Tata Nano aimed at common man, says Kamal Nath
The commerce minister says the "people's car" unveiled by Tata Motors will help the common man shift from two-wheelers to four-wheelers.Updated: Jan 10, 2008 21:12 IST
Nano, Tata Motors' Rs 1,00,000 "people's car" unveiled at the Auto Expo 2008 in New Delhi on Thursday will help the common man shift from two-wheelers to four-wheelers, Commerce Minister Kamal Nath said.
"This is a proud moment for India. It demonstrates India's technological and entrepreneurial ability," Kamal Nath told reporters on Thursday.
"It fulfils the need of the common Indian who aspires to move from a two-wheeler to a four-wheeler," he added.
Tata Motors chairman Ratan Tata spoke in a similar vein at a press conference immediately after unveiling the Nano.

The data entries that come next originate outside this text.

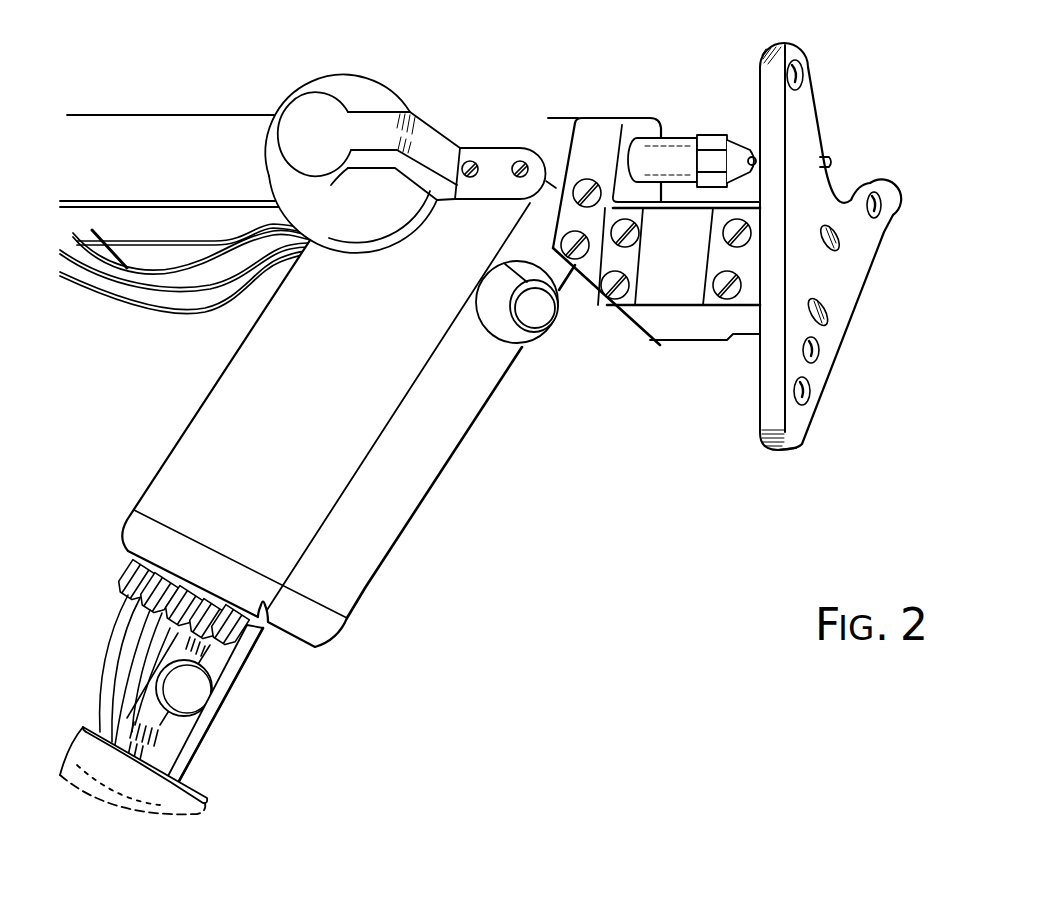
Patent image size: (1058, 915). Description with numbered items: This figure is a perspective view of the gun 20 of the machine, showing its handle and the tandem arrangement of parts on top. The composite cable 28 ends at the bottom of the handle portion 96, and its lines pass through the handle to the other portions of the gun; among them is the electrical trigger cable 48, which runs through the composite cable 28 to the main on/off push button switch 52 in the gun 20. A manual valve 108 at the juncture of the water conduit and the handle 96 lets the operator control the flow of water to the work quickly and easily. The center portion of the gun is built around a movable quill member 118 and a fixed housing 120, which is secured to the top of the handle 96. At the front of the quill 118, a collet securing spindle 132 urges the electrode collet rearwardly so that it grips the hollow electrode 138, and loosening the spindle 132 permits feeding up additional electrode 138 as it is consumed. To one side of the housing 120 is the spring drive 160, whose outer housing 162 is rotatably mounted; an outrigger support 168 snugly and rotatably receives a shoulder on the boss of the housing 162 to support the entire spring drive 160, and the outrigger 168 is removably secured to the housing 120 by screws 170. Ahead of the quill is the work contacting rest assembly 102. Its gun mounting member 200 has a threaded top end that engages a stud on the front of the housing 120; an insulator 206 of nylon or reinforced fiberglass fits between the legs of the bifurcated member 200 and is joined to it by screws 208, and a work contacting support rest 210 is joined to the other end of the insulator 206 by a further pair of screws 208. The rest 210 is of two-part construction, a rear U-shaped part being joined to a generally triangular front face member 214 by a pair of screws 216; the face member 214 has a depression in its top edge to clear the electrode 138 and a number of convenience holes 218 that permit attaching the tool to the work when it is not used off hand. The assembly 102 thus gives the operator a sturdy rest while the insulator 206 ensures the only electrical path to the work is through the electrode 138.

The gun 20 is at (351, 497).
The composite cable 28 is at (218, 801).
The electrical trigger cable 48 is at (199, 752).
The main on/off push button switch 52 is at (548, 332).
The handle portion 96 is at (440, 480).
The work contacting rest assembly 102 is at (749, 248).
The manual valve 108 is at (213, 678).
The quill member 118 is at (678, 140).
The fixed housing 120 is at (567, 117).
The collet securing spindle 132 is at (740, 136).
The hollow electrode 138 is at (829, 155).
The spring drive 160 is at (367, 136).
The outer housing 162 is at (313, 76).
The outrigger support 168 is at (442, 130).
The screws 170 is at (474, 161).
The gun mounting member 200 is at (654, 220).
The insulator 206 is at (682, 345).
The screws 208 is at (583, 260).
The work contacting support rest 210 is at (857, 265).
The front face member 214 is at (827, 314).
The screws 216 is at (837, 247).
The convenience holes 218 is at (803, 74).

"I have observed families riding on two-wheelers - the father driving the scooter, his young son standing in front of him, his wife seated behind him, holding a baby," he said.
"It made me to wonder whether one could conceive of a safe, affordable, all-weather form of transport for such a family," Tata added.
"Tata Motors' engineers and designers gave their all for about four years to realise this goal. Today, we indeed have a people's car that is affordable and meets safety and emission norms." Tata said.
"We are happy to present the people's car to India and we hope it brings the joy, pride and utility of owning a car to many families who need personal mobility," he added.
Jagidsh Khattar, the former chief of Maruti Udyog Limited that manufactures Maruti 800 that "Nano" is seen to target, said it was early days yet for this to happen.
"It's a good product but it's still too early to say whether it will overtake the (Maruti) 800 because it caters to a totally new market segment," he pointed out.
An official of Hyundai Motors that unveiled an LPG version of its Santro Thursday was more direct.
"We definitely see it as impacting on our sales," he said, speaking on condition of anonymity.
Bajaj Auto head Rajiv Bajaj wondered about Nano's commercial viability and whether Tata Motors would be able to maintain the Rs 1,00,000 ($2,500) price tag.
"My scepticism about the Tata car is not about Tata's ability to put it together but to put it together at the price of Rs1,00,000. I still haven't heard them (the Tatas) say it will be profitable," Bajaj said.
The Tata car could "jam cities" and raise pollution, NGO Centre for Science and Environment said.
Pointing out that the average vehicle speed in the national capital had dropped, CSE said on its website: "As congestion builds up and vehicles slow down, emissions increase up to five times."